Why restricting porn access opens door to spying

Porn

OPINION:Porn sites will have proper age restrictions if the Conservatives are returned to government following May's general election.

Prime Minister David Cameron's pledge aims to protect children after a Childline survey found 18 per cent of 12-13 year-olds had seen upsetting pornography pictures on the web.

Many porn sites do require a visitor to enter their date of birth or confirm they're aged over 18, but users can simply select a date or tick a box rather than provide any real proof of age.

However, the Tories say an independent regulator would require ISPs to block porn sites that don't comply.

Culture secretary Sajid Javid said: "We need effective controls online that apply to UK and overseas.

"This is about giving children the best start in life; we do not want to prevent adults from accessing legal content but we do want to protect our children from harmful material, so they are free to develop a healthy attitude to sex and relationships."

This regulator would also be tasked with finding out the best way to introduce age restrictions, the Conservatives say.

But Javid told BBC Breakfast one way to age-check porn users would be with credit cards presumably for paid-access sites.

Another method, he said, was adopting electronic IDs (EIDs) as used in countries such as Finland.

Restricting porn access is a laudable principle, but not one that should be automatically supported without consideration of just how it will be done.

Javid's suggestions of age-checking people with their credit cards, or with EIDs, is worrying due to the potential for misuse.

But, as Sally Annereau, data protection analyst from Taylor Wessing law firm, says, it's probably the only way to do it.

"Implementing online processes that can reliably verify a person's age will inevitably require the collection of, access to, or sharing of even more unique information about people," she warns.

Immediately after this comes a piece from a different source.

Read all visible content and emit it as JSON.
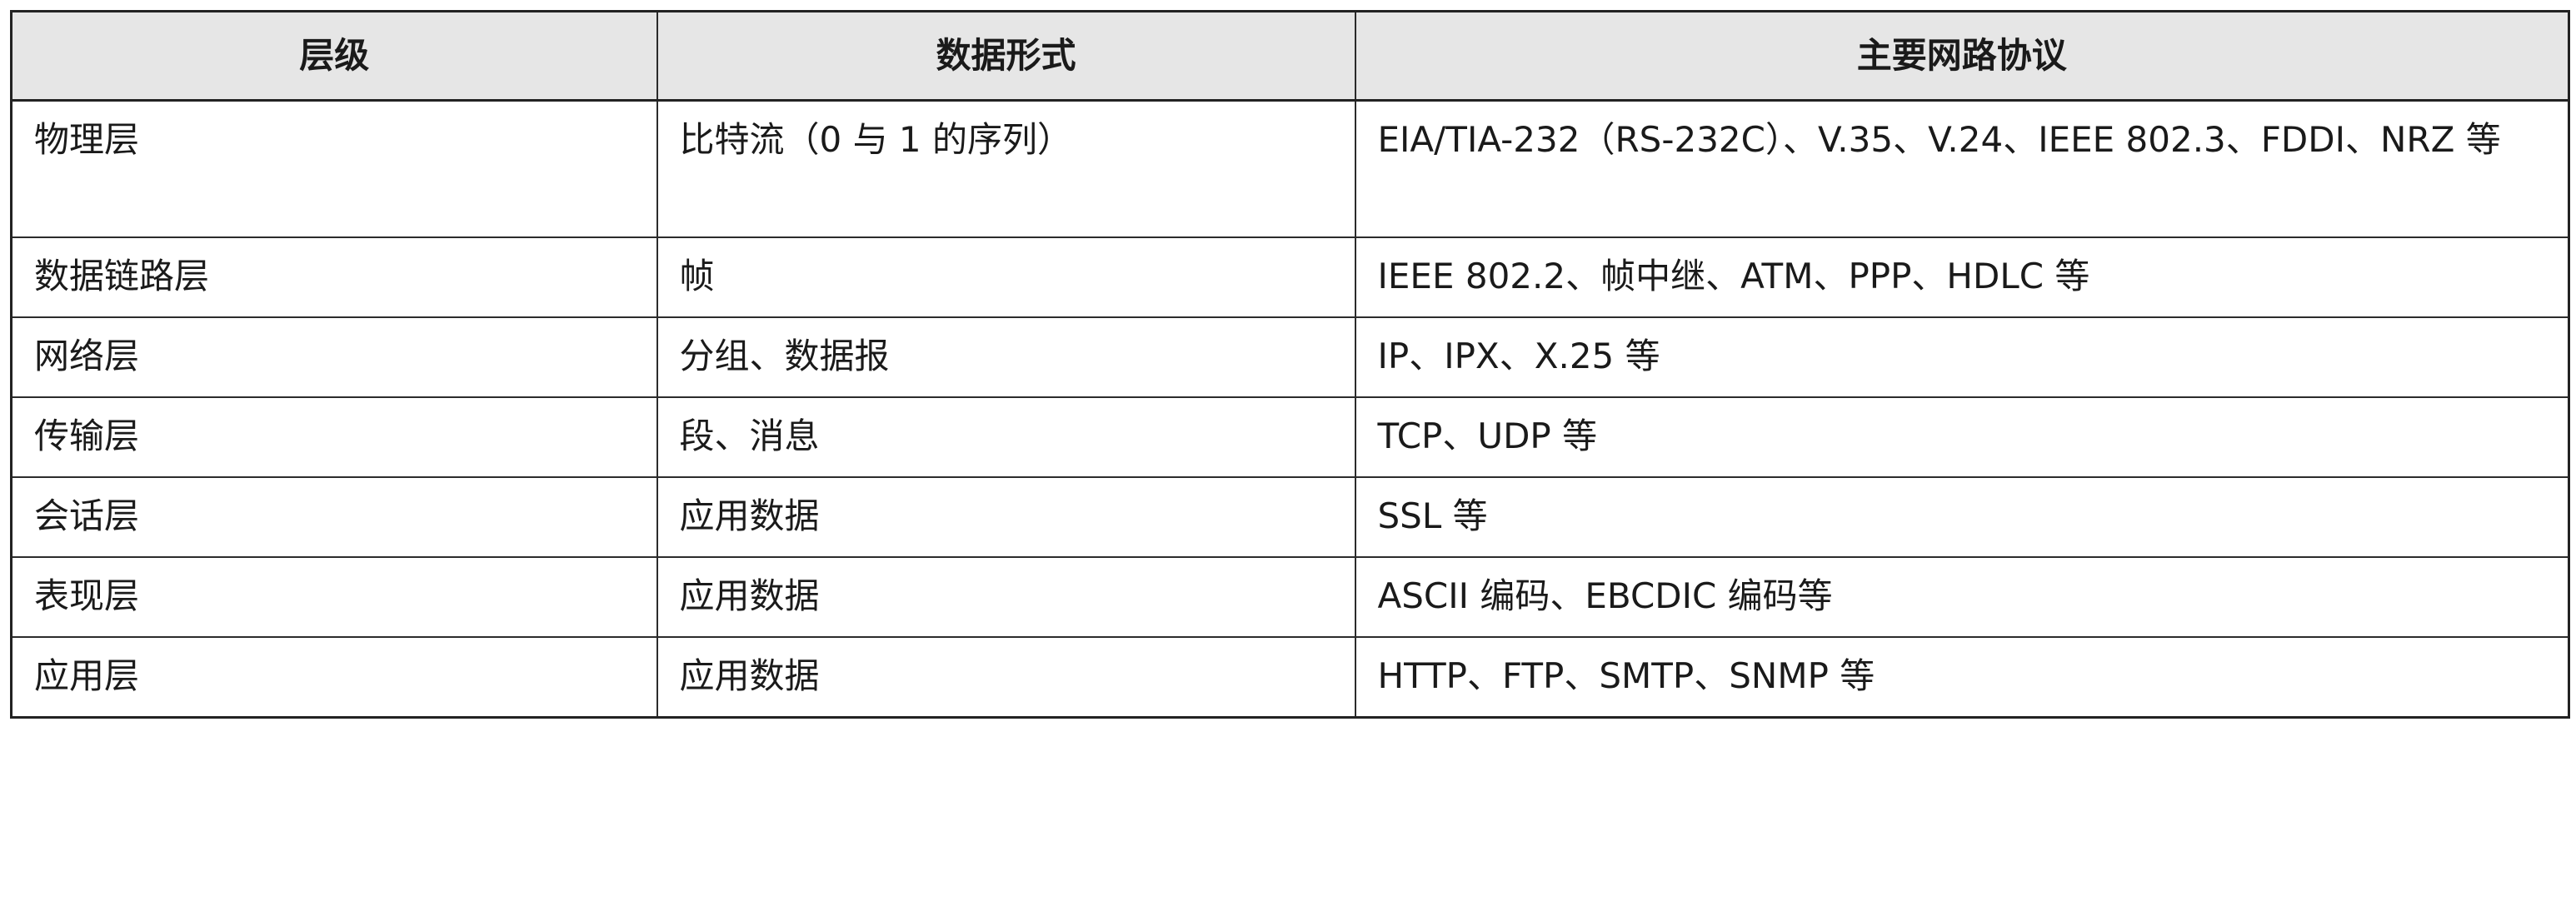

Such a measure raises many questions around data protection how can these details be collected and safeguarded to protect privacy?

Furthermore, it raises the risk of ID theft, fraud, and surveillance.

"It would be a privacy own goal to implement online safeguards without first taking account of all the wider risks and legal challenges for society that those measures also raise," Annereau says.

The GCHQ isn't exactly averse to a bit of spying, with ex-NSA whistleblower Edward Snowden revealing the NSA had provided the British spy agency with data on UK citizens from its own snooping programmes.

Additionally, the Tories' own record on security is questionable in the extreme.

Cameron recently pledged to ban encrypted communication services that make it hard for spooks to see what people are saying.

Then there's the Snooper's Charter, officially the Communications Data Bill, which the Lib Dems managed to block, but introduced by their coalition partners.

If passed, it would have made it easier for law enforcement and intelligence agencies to access communications data, forcing ISPs and websites to store information on users for at least 12 months.

The Tories may try to push the bill through Parliament again after May 7, and GCHQ is no doubt resorting to other methods to collect data on citizens but why make it easier for them?

As content filtering company Bloxx's sales director, Mark Gibson, says: "It seems naive to suggest this would not impeach on people's privacy - if implemented the system will, to a degree, monitor people's browsing."

Instead, there must be another way forward - Taylor Wessing's Annereau certainly thinks there is.

She points to a range of potential technologies that also offer more privacy-friendly features and give parents greater control and peace of mind.

However, she adds: "One big consideration around placing the onus on sites is that it may be challenging to develop standardised solutions."

Gibson suggests another route. "There needs to be education and discussion about adult content, to try and tackle the reason more and more children are searching it out, rather than placing it behind a set of easily bypassed barriers," he says.

Either way, while we might agree with the sentiment proposed by the Conservatives, it's hard to see how it will prove practical without further eroding the privacy of UK citizens.

A discussion on the prevalence of porn in today's society should be encouraged, but there's no quick answer thinking through the possible consequences takes time and introducing such a measure shouldn't be left to a single party with a poor record on privacy.